The wrong response is to ban it. Lock the tools down, route everything through IT, kill the speed. You would be trading a real advantage for a false sense of control, and people would build the tools anyway and just hide them. The shadow gets darker, not smaller.

The goal is the same one that runs through data governance that raises valuation. Keep the speed. Add just enough structure that the output is trustworthy and the company can explain itself. Light governance, not a committee.

A few moves get you most of the way there.

Draw a line around what the tools can touch. Let people build freely against operational and exploratory data. Put a boundary around the numbers that go to the board, feed investor reporting, or land in diligence. Inside that boundary, an AI-built tool does not get to be the source. It can present the number. It cannot define it.

Name the system of record and make tools check against it. Every important metric should have one authoritative source. An AI-built tool is allowed to pull from that source and display it. It is not allowed to invent its own version. When a tool’s number and the system of record disagree, the system of record wins, and someone investigates the gap.

Keep a simple registry. A single list of the tools people have built that touch real business data. What it does, who built it, what number it produces, where that number comes from. This sounds bureaucratic. It is one shared document, and it is the difference between knowing your exposure and discovering it during diligence.

Require a check before a tool feeds a decision. Not a six-week review. A second person confirms the tool’s number matches the authoritative source before it gets used to run anything. If it does not reconcile, it does not ship. That single gate stops most of the damage, because the failure mode is always the same. A confident number, never checked, quietly wrong.

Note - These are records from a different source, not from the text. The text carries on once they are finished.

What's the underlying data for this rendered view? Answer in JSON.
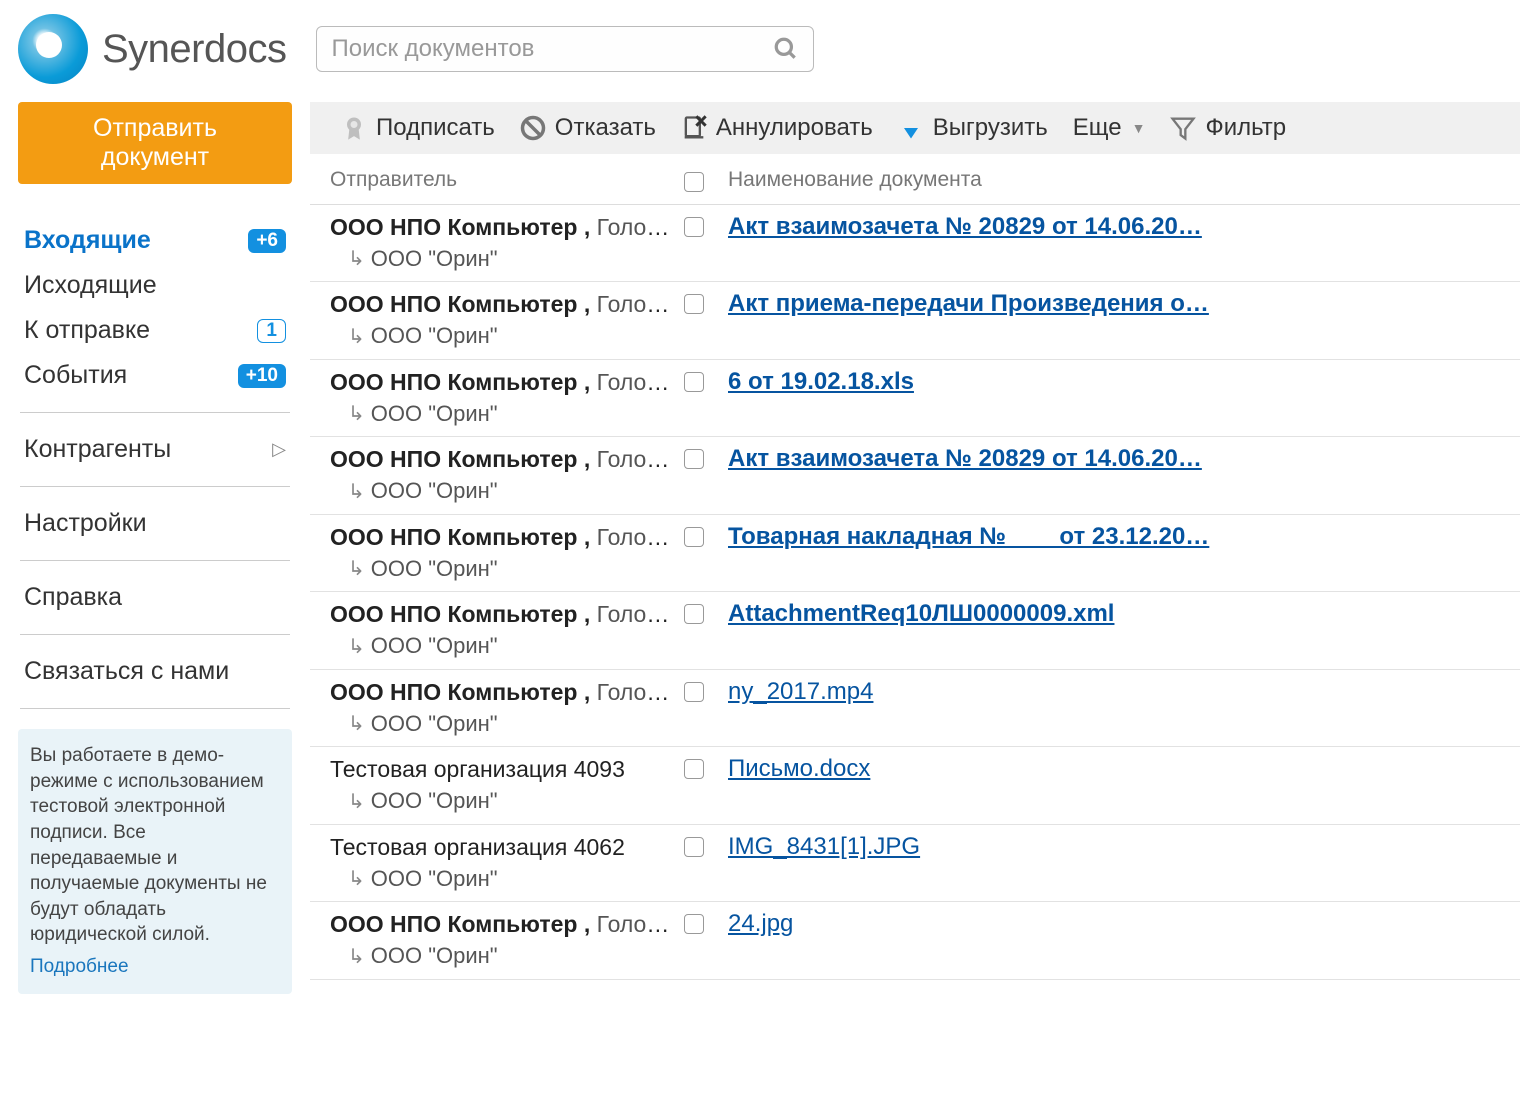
{
  "brand": "Synerdocs",
  "search": {
    "placeholder": "Поиск документов"
  },
  "send_button": "Отправить документ",
  "nav": {
    "inbox": {
      "label": "Входящие",
      "badge": "+6"
    },
    "outbox": {
      "label": "Исходящие"
    },
    "drafts": {
      "label": "К отправке",
      "badge": "1"
    },
    "events": {
      "label": "События",
      "badge": "+10"
    },
    "contragents": {
      "label": "Контрагенты"
    },
    "settings": {
      "label": "Настройки"
    },
    "help": {
      "label": "Справка"
    },
    "contact": {
      "label": "Связаться с нами"
    }
  },
  "demo": {
    "text": "Вы работаете в демо-режиме с использованием тестовой электронной подписи. Все передаваемые и получаемые документы не будут обладать юридической силой.",
    "more": "Подробнее"
  },
  "toolbar": {
    "sign": "Подписать",
    "reject": "Отказать",
    "annul": "Аннулировать",
    "download": "Выгрузить",
    "more": "Еще",
    "filter": "Фильтр"
  },
  "columns": {
    "sender": "Отправитель",
    "doc": "Наименование документа"
  },
  "sender_parts": {
    "npo_bold": "ООО НПО Компьютер ,",
    "npo_rest": " Голов…",
    "npo_rest2": " Головн…",
    "test1": "Тестовая организация 4093",
    "test2": "Тестовая организация 4062",
    "sub": "ООО \"Орин\""
  },
  "rows": [
    {
      "sender_type": "npo",
      "rest_key": "npo_rest",
      "doc": "Акт взаимозачета № 20829 от 14.06.20…",
      "unread": true
    },
    {
      "sender_type": "npo",
      "rest_key": "npo_rest",
      "doc": "Акт приема-передачи Произведения о…",
      "unread": true
    },
    {
      "sender_type": "npo",
      "rest_key": "npo_rest",
      "doc": "6 от 19.02.18.xls",
      "unread": true
    },
    {
      "sender_type": "npo",
      "rest_key": "npo_rest",
      "doc": "Акт взаимозачета № 20829 от 14.06.20…",
      "unread": true
    },
    {
      "sender_type": "npo",
      "rest_key": "npo_rest",
      "doc": "Товарная накладная № ___ от 23.12.20…",
      "unread": true
    },
    {
      "sender_type": "npo",
      "rest_key": "npo_rest",
      "doc": "AttachmentReq10ЛШ0000009.xml",
      "unread": true
    },
    {
      "sender_type": "npo",
      "rest_key": "npo_rest2",
      "doc": "ny_2017.mp4",
      "unread": false
    },
    {
      "sender_type": "plain",
      "plain_key": "test1",
      "doc": "Письмо.docx",
      "unread": false
    },
    {
      "sender_type": "plain",
      "plain_key": "test2",
      "doc": "IMG_8431[1].JPG",
      "unread": false
    },
    {
      "sender_type": "npo",
      "rest_key": "npo_rest2",
      "doc": "24.jpg",
      "unread": false
    }
  ]
}
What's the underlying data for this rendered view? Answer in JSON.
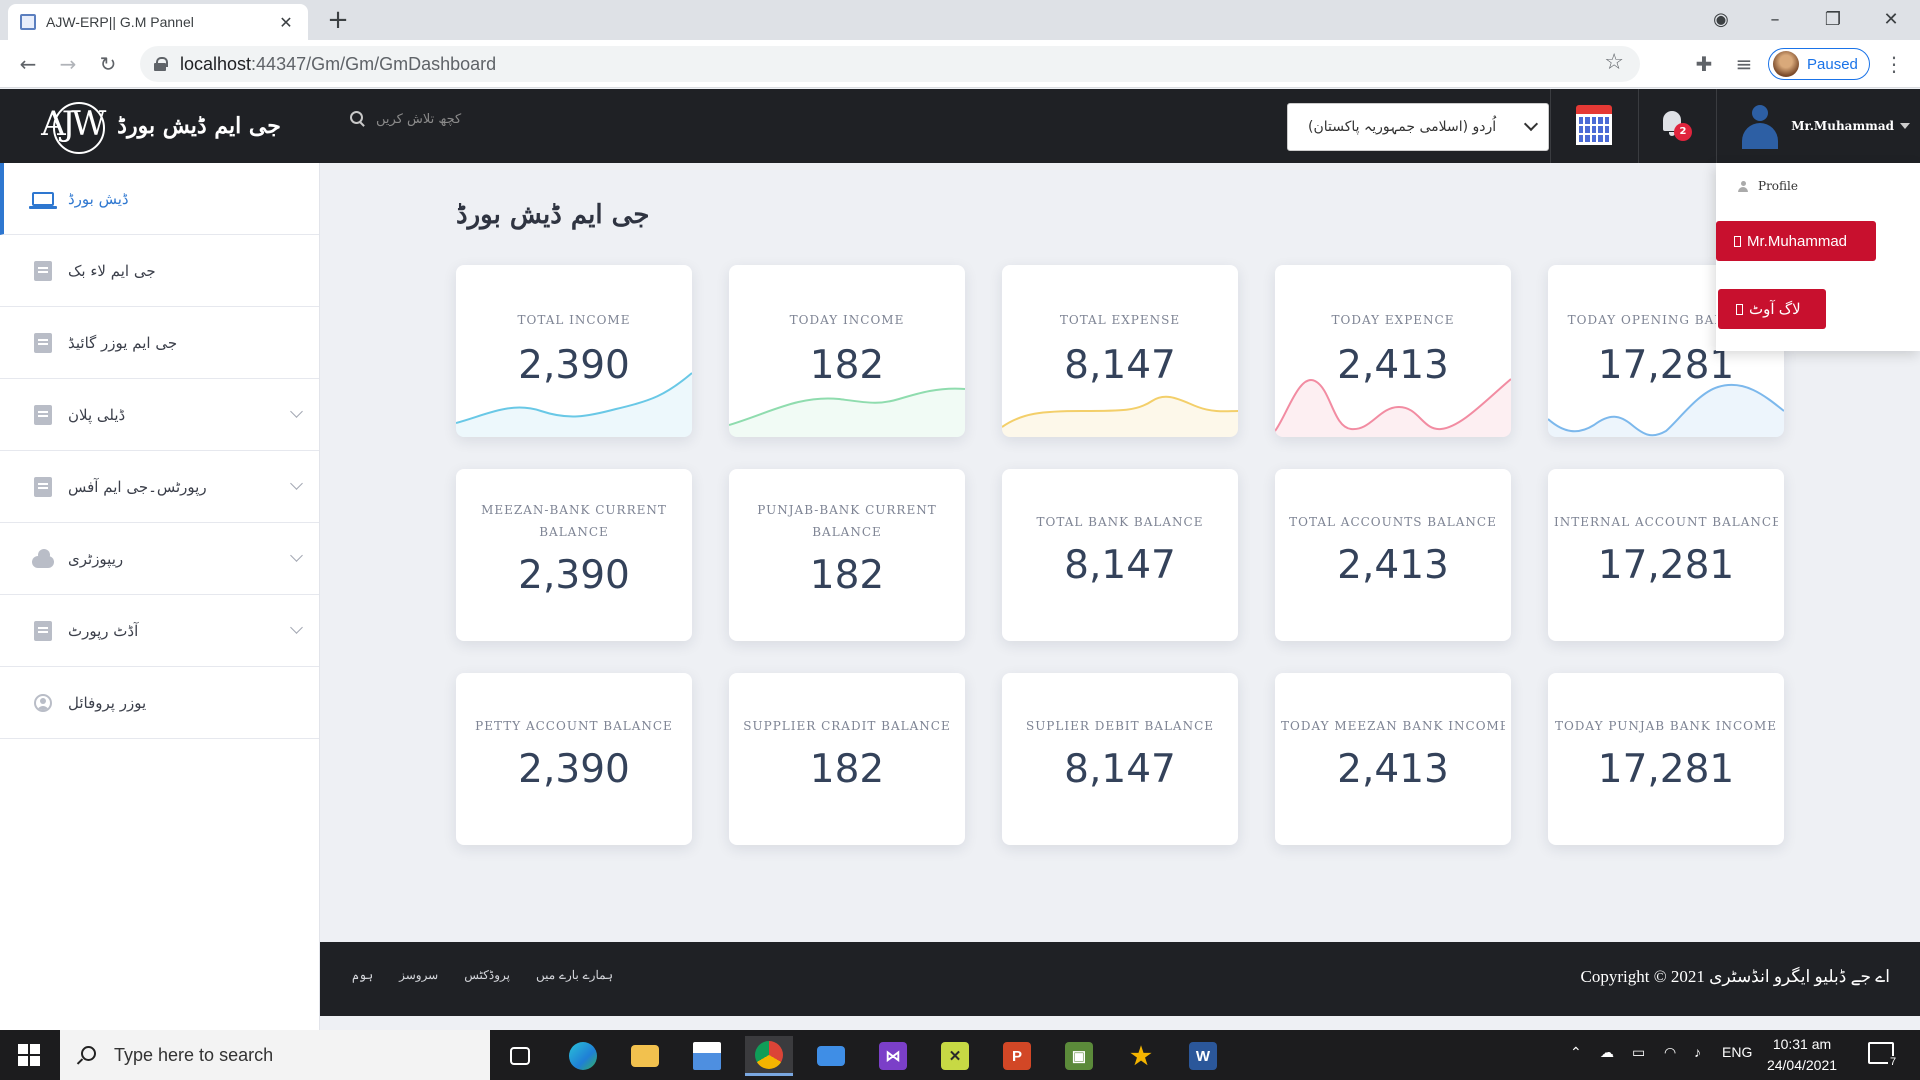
{
  "browser": {
    "tab_title": "AJW-ERP|| G.M Pannel",
    "url_host": "localhost",
    "url_path": ":44347/Gm/Gm/GmDashboard",
    "profile_status": "Paused"
  },
  "header": {
    "brand_logo": "AJW",
    "brand_title": "جی ایم ڈیش بورڈ",
    "search_placeholder": "کچھ تلاش کریں",
    "language_selected": "اُردو (اسلامی جمہوریہ پاکستان)",
    "notification_count": "2",
    "user_name": "Mr.Muhammad"
  },
  "user_menu": {
    "profile_label": "Profile",
    "user_button_label": "Mr.Muhammad",
    "logout_label": "لاگ آوٹ"
  },
  "sidebar": {
    "items": [
      {
        "label": "ڈیش بورڈ",
        "icon": "laptop-icon"
      },
      {
        "label": "جی ایم لاء بک",
        "icon": "document-icon"
      },
      {
        "label": "جی ایم یوزر گائیڈ",
        "icon": "document-icon"
      },
      {
        "label": "ڈیلی پلان",
        "icon": "document-icon"
      },
      {
        "label": "رپورٹس۔جی ایم آفس",
        "icon": "document-icon"
      },
      {
        "label": "ریپوزٹری",
        "icon": "cloud-icon"
      },
      {
        "label": "آڈٹ رپورٹ",
        "icon": "document-icon"
      },
      {
        "label": "یوزر پروفائل",
        "icon": "user-icon"
      }
    ]
  },
  "page": {
    "title": "جی ایم ڈیش بورڈ"
  },
  "cards": [
    {
      "label": "TOTAL INCOME",
      "value": "2,390",
      "spark_color": "#69c8e6"
    },
    {
      "label": "TODAY INCOME",
      "value": "182",
      "spark_color": "#8fdcae"
    },
    {
      "label": "TOTAL EXPENSE",
      "value": "8,147",
      "spark_color": "#f3cf6a"
    },
    {
      "label": "TODAY EXPENCE",
      "value": "2,413",
      "spark_color": "#f28ca2"
    },
    {
      "label": "TODAY OPENING BALANCE",
      "value": "17,281",
      "spark_color": "#7cb8ec"
    },
    {
      "label": "MEEZAN-BANK CURRENT BALANCE",
      "value": "2,390"
    },
    {
      "label": "PUNJAB-BANK CURRENT BALANCE",
      "value": "182"
    },
    {
      "label": "TOTAL BANK BALANCE",
      "value": "8,147"
    },
    {
      "label": "TOTAL ACCOUNTS BALANCE",
      "value": "2,413"
    },
    {
      "label": "INTERNAL ACCOUNT BALANCE",
      "value": "17,281"
    },
    {
      "label": "PETTY ACCOUNT BALANCE",
      "value": "2,390"
    },
    {
      "label": "SUPPLIER CRADIT BALANCE",
      "value": "182"
    },
    {
      "label": "SUPLIER DEBIT BALANCE",
      "value": "8,147"
    },
    {
      "label": "TODAY MEEZAN BANK INCOME",
      "value": "2,413"
    },
    {
      "label": "TODAY PUNJAB BANK INCOME",
      "value": "17,281"
    }
  ],
  "footer": {
    "links": [
      "ہوم",
      "سروسز",
      "پروڈکٹس",
      "ہمارے بارے میں"
    ],
    "copyright": "Copyright © 2021 اے جے ڈبلیو ایگرو انڈسٹری"
  },
  "taskbar": {
    "search_placeholder": "Type here to search",
    "language": "ENG",
    "time": "10:31 am",
    "date": "24/04/2021",
    "notification_count": "7"
  },
  "colors": {
    "header_bg": "#1f2125",
    "accent_blue": "#2e77d0",
    "danger_red": "#c8102e",
    "value_text": "#34425a"
  }
}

Assign an owner when the builder moves on. A tool that runs the business cannot belong to someone who left in March. Every tool inside the boundary has a current owner who is accountable for the number being right, the same way every important metric needs an owner.

None of this slows down the analyst building a quick view of something exploratory. That is the point. You spend the governance where the risk is, which is the small set of numbers that decisions and valuations rest on, and you leave everything else fast and free.

The window is now

The spreadsheet sprawl that PE spends diligence cycles untangling did not have to happen. It happened because the tool arrived before the discipline, and by the time anyone cared, there were four hundred files and no way back.

Vibe coding is at the start of that same curve. Right now most portfolio companies have a handful of AI-built tools and a clean shot at putting light structure around them before the count gets to fifty. In a year that shot is gone.

The companies that get this right will keep the speed and stay explainable. The companies that ignore it will spend a future diligence cycle reverse-engineering tools nobody understands, defending numbers nobody can trace, and taking the discount that comes with it.

If you want to know where your portfolio companies sit on that curve today, the VCP Data Score is a fast way to see how exposed your data foundation is before a buyer does it for you.

The Excel problem cost the industry years. The vibe coding version does not have to.